Greg Hansen's Notebook: This entry is part of longtime Star columnist Greg Hansen's weekly notebook.
Subscribers can read this week's "Hansen's Notebook" in its entirety in the Sunday, Sept. 15, 2024, edition of the Arizona Daily Star (Page C2) — either in print or at Tucson.com/EEdition. Or, dig into the Hansen archives at Tucson.com/Hansen.
I spent the last few days reading “Hot Dog Money,’’ the New York Times bestseller about college basketball’s corruption and regrettable FBI scandal — the best players money can buy – that ultimately cost UA coaches Sean Miller and Book Richardson their jobs.
I don’t recommend the book because, frankly, it’s nothing but 314 pages of negativity and profanity. Miller and Richardson aren’t the main characters in the book; those all-too-familiar names are Christian Dawkins, Chuck Person, Munish Sood, Tony Bland and even ex-UA player Rawle Alkins.
Dawkins, who linked players and coaches with under-the-table payments, is quoted as saying: “I can call Sean Miller and have a conversation and tell him what’s going on. And Sean will get in line. He’s crazy. He talks on the phone about things he shouldn’t talk about.’’
Many of Dawkins’ calls were wired by the FBI, which are widely quoted in the book.
The author, Guy Lawson, quotes Richardson as saying a $40,000 payment made to get Alkins’ high school transcripts approved by the NCAA did not go to Alkins.
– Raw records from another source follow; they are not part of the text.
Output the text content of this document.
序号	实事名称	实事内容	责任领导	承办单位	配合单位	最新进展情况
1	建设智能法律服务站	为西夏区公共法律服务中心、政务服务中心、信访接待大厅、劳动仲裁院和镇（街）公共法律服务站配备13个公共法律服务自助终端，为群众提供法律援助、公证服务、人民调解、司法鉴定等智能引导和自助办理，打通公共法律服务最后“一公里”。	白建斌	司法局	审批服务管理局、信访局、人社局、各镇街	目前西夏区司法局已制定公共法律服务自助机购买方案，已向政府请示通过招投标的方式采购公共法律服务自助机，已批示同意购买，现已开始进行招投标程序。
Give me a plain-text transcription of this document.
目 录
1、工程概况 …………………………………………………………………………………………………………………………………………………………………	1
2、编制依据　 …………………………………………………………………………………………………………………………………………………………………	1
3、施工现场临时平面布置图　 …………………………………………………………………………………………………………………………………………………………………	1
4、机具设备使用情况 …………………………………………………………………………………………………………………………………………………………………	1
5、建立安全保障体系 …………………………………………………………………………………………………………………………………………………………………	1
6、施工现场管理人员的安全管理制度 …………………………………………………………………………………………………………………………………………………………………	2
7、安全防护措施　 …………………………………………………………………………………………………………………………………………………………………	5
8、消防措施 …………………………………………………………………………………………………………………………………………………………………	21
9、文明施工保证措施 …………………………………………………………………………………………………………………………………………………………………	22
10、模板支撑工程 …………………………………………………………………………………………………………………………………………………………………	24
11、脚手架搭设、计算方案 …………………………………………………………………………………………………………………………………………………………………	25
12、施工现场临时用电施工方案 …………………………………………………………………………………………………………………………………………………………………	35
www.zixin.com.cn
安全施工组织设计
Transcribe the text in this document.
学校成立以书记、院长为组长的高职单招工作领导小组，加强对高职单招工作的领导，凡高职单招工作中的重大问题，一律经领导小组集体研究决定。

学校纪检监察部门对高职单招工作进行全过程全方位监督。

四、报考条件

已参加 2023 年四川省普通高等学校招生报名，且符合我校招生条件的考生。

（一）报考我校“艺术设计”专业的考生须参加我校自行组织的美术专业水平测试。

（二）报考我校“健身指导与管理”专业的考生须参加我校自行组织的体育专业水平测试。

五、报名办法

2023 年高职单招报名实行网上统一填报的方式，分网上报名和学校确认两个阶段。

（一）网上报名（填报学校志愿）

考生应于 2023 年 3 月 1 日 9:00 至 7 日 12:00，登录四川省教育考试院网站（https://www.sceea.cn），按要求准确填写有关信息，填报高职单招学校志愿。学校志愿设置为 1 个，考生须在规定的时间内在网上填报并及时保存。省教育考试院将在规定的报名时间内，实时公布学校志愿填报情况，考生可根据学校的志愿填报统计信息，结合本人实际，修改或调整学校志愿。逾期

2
Said Richardson: “When you bamboozle everyone and that kid didn’t get any of the forty, that’s the problem I have.’’
The book further discusses how Arizona and LSU got in a bidding war for New Jersey high school prospect Naz Reid, who went to LSU.
Today, that’s legal. No questions asked. But in the 2015-17 period, it turned the Arizona program upside down.